The ancillary word has several fields. From the least-significant bits up, this table shows field sizes on each architecture:
| Name | SPARC | MIPS | x86 | Description |
|---|---|---|---|---|
| number | 10 | 10 | 10 | The index of this item in the code vector. |
| intercept | 5 | 6 | 8 | An offset to code to replace to intercept this function. |
| leaf | 1 | 1 | 1 | A single bit flag denoting a leaf function. |
| saves | 0 | 5 | 2 | The number of callee-save registers. |
| args | 0 | 0 | 3 | The number of arguments passed on the stack. |
| non_gcs | 16 | 10 | 8 | The number of non-GCable spill slots in the stack frame. |
There is a lot of bit pressure in this word, especially on x86 (where shortage of register pressure means that the values in the 'saves', 'args', and 'non_gcs' slots are often all non-zero, and variable-length instructions means that the 'intercept' slot needs to be larger). The sizes of the different fields have been carefully tweaked.
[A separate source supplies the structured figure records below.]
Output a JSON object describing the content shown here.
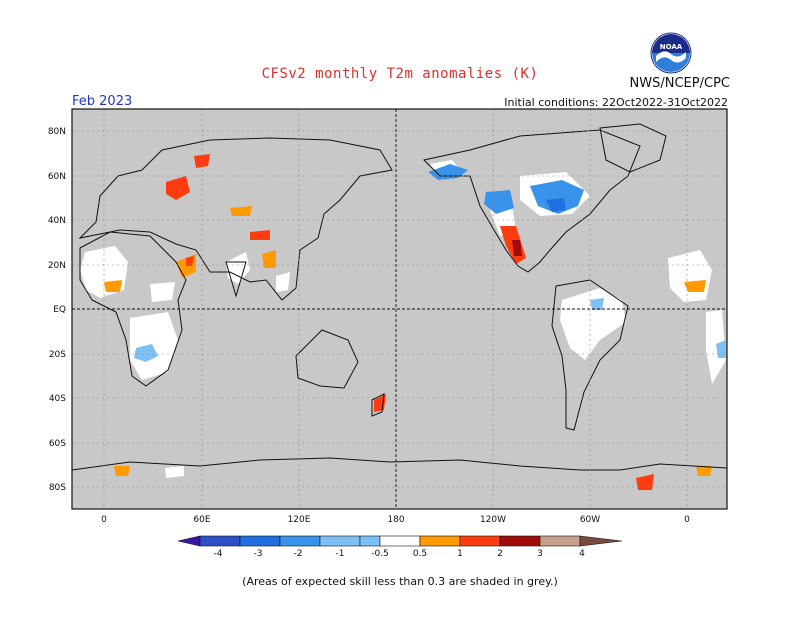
{
  "header": {
    "title": "CFSv2 monthly T2m anomalies (K)",
    "agency": "NWS/NCEP/CPC",
    "logo_text": "NOAA",
    "month": "Feb 2023",
    "initial_conditions": "Initial conditions: 22Oct2022-31Oct2022"
  },
  "map": {
    "lat_labels": [
      "80N",
      "60N",
      "40N",
      "20N",
      "EQ",
      "20S",
      "40S",
      "60S",
      "80S"
    ],
    "lon_labels": [
      "0",
      "60E",
      "120E",
      "180",
      "120W",
      "60W",
      "0"
    ]
  },
  "colorbar": {
    "labels": [
      "-4",
      "-3",
      "-2",
      "-1",
      "-0.5",
      "0.5",
      "1",
      "2",
      "3",
      "4"
    ],
    "colors": {
      "lt_m4": "#3a16a8",
      "m4_m3": "#2d50c8",
      "m3_m2": "#1f6fe0",
      "m2_m1": "#3a93ea",
      "m1_m05": "#7cc0f5",
      "neutral": "#ffffff",
      "p05_p1": "#ff9a00",
      "p1_p2": "#ff3c10",
      "p2_p3": "#a00c0c",
      "p3_p4": "#c7a08e",
      "gt_p4": "#7a4a3c"
    }
  },
  "footer": {
    "note": "(Areas of expected skill less than 0.3 are shaded in grey.)"
  }
}
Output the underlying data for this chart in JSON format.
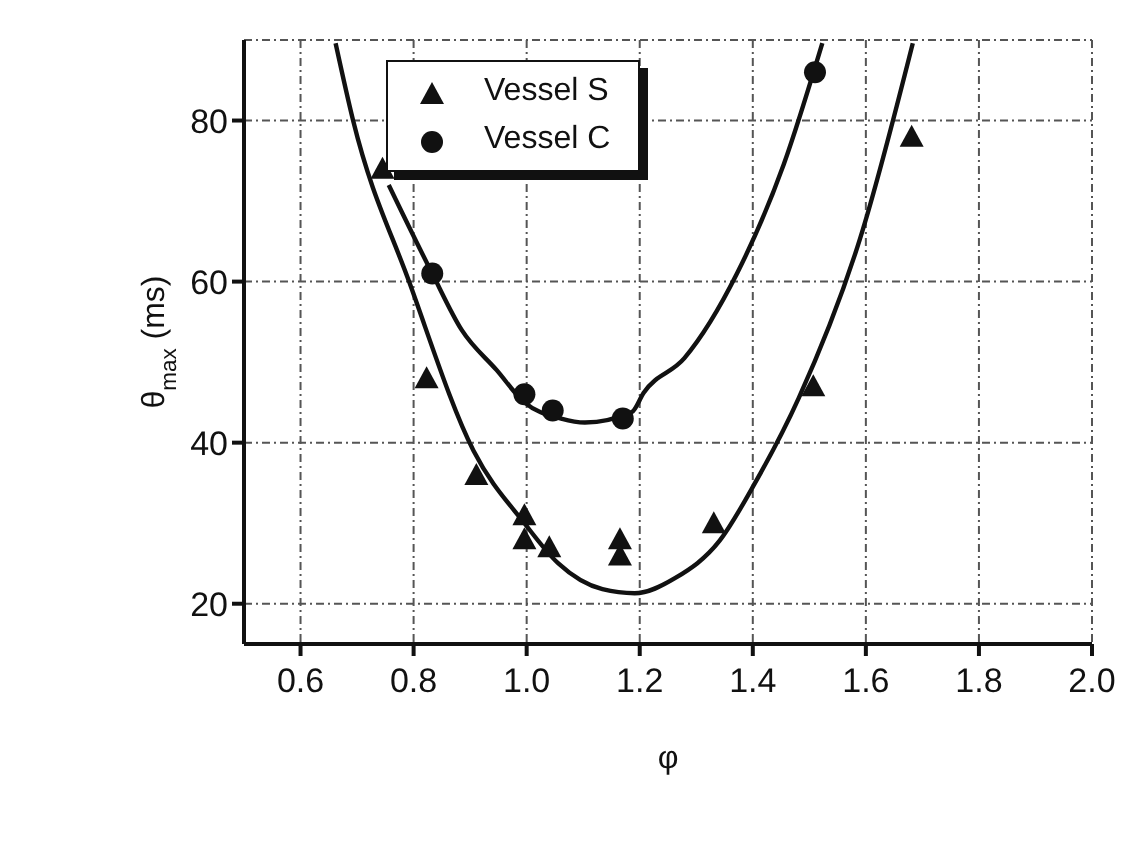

The intercept slot is an offset into a block of NOP instructions in the code, when compiled for interception. These instructions can be replaced to intercept function calls. This is used for tracing, debugging, space profiling, call-counting, etc. The units in which the intercept offset is counted are bytes on x86 and 32-bit words on SPARC and MIPS.
The ancillary vector has between one and three slots, depending on the compilation switches. Each slot is a boxed table indexed by code item number. The tables are as follows, in order:
| Table | Description |
|---|---|
| names | An ML tuple of ML strings. |
| profile records | An ML tuple of pointers to C structures used when profiling: these are not allocated on the ML heap so the GC can treat them as non-pointers. |
| intercept fns | An ML array of ML functions. Note that this gets updated, so it does actually have to be an array. |
There are C runtime macros for extracting and manipulating all this:
| Macro | Meaning |
|---|---|
CCODEANCILL(p) |
the ancillary field of the code item. |
CCODENUMBER(p) |
the code index of the code item. |
CCODENONGC(p) |
the number of non-gc values. |
CCODEARGS(p) |
the number of stack parameters. |
CCODESAVES(p) |
the number of callee saves. |
CCODELEAF(p) |
the leaf flag. |
CCODEINTERCEPT(p) |
the intercept offset |
CCODE_CAN_INTERCEPT(p) |
is the function interceptable? |
CCODENAME(p) |
the code name (an ML string) |
CCODEPROFILE(p) |
the profile record |
CCODE_SET_PROFILE(p,v) |
set the profile record |
CCODEINTERFN(p) |
the intercept function |
CCODE_SET_INTERFN(p,f) |
set the intercept function |
CCODESTART(p) |
the address of the first instruction. |
An array (primary tag REFPTR, secondary tag ARRAY) has two
words after the header word which are used by ML code and the garbage
collector to manage "remembered sets". The words are slots
(forward and back) for a doubly-linked list.
Whenever an array is created or updated, it's put on the "modified
list", a singly-linked list linked through the back slots. Each
generation has an "entry list": a doubly-linked list of arrays which
should be scanned for pointers to this or any older generation.
Note that ML references are single-element arrays, and therefore occupy 4 words: header, forward and back slots, and reference.